Burning the Koran to secure it was a necessity writes Maulana Maududi: “For obvious reasons the Koran was revealed in the dialect of the Quresh of Mecca. However the Arabs living in different parts of the country were, at first allowed for the sake of facility to recite it according to the dialect of their own clan or district but this did not produce any difference in its meanings…Then it was feared that the different dialects of the Koran might give rise to various kinds of mischief and might cause disputes among persons having different dialects. They might even begin to accuse one another of tampering with the Koran. Moreover, there was the danger that the pure and beautiful Arabic of the Koran might be altered or changed by those Arabs who came in contact with non-Arabs. Therefore Caliph Usman (here), in consultation with other Companions of the Holy Prophet decided that the authenticated copies of the Koran compiled by the order of Hazrat Abu Bakr, should alone be used in the whole Muslim world and the use of all other copies in any other dialect or idiom should be prohibited.
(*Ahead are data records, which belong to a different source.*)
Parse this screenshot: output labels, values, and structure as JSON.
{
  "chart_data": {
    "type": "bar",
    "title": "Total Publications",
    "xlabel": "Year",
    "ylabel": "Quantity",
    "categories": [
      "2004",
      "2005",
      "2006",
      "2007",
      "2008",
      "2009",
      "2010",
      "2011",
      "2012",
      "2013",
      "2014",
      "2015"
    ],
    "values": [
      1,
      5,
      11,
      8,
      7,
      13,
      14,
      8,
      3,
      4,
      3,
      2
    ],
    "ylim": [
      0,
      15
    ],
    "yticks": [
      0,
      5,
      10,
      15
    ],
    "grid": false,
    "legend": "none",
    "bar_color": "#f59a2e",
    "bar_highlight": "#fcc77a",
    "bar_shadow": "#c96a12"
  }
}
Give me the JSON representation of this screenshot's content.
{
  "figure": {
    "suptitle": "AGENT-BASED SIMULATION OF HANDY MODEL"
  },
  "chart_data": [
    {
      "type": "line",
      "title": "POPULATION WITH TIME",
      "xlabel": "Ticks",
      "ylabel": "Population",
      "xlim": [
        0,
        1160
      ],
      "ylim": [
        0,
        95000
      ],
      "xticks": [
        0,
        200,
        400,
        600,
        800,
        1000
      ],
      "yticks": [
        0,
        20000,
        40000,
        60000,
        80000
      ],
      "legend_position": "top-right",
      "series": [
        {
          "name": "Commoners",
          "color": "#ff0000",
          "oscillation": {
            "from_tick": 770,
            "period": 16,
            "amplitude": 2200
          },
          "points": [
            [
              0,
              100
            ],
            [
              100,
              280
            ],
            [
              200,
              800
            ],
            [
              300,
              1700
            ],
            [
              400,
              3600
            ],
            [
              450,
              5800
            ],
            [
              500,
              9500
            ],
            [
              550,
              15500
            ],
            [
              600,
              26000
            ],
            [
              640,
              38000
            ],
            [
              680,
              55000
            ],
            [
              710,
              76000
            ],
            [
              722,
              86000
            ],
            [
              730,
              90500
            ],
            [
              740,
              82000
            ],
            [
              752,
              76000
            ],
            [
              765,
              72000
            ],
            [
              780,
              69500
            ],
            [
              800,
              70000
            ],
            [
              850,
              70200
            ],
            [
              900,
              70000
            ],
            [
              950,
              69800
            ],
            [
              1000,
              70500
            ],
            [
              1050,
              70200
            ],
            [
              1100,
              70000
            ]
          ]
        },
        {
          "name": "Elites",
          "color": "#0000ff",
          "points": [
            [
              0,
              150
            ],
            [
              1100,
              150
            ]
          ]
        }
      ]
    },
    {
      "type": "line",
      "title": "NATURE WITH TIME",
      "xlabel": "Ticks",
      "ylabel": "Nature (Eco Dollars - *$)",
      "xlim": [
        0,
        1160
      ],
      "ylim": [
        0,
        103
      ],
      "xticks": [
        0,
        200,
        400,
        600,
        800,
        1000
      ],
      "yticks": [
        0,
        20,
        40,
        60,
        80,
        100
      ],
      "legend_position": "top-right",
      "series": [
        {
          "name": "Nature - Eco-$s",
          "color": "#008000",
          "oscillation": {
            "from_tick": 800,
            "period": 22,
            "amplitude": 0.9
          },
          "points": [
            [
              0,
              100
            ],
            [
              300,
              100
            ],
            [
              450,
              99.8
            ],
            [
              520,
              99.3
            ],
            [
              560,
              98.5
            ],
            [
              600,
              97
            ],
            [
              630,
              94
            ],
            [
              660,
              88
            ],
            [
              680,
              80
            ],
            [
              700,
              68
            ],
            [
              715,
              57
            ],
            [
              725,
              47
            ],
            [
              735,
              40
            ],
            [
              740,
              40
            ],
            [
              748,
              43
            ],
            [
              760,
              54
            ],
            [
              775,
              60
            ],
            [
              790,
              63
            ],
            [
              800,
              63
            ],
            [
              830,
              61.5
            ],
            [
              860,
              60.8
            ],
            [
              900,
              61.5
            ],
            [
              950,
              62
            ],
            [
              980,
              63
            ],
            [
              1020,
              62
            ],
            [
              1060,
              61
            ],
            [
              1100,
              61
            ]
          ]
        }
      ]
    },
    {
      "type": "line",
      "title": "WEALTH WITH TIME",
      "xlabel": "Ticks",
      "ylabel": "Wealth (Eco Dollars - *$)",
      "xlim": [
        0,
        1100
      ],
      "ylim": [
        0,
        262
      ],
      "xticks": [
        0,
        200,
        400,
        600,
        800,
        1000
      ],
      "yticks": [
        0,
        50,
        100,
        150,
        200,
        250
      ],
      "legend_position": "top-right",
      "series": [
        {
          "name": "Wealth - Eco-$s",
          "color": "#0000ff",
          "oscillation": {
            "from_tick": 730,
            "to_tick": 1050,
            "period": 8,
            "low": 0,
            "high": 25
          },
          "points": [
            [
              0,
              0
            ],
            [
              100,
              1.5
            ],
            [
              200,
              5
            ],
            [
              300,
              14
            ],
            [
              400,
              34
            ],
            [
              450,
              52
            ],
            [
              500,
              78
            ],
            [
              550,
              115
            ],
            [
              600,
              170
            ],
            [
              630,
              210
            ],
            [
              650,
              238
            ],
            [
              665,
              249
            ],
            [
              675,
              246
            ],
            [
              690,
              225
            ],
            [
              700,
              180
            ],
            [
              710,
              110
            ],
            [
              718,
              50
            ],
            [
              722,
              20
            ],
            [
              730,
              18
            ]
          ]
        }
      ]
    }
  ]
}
As a precautionary measure he had all the other existing copies burnt to ward off any possibility of future confusion and misunderstanding. For instance some of the companions had noted down explanatory words and comments n the margins of their copies and it was feared, that these might get mixed up with the original text of the Quran. Though such a possibility did not exist at that time, it was an act of most prudent foresight to make the Koran safe and secure against any possible alteration in the future by burning all other copies.”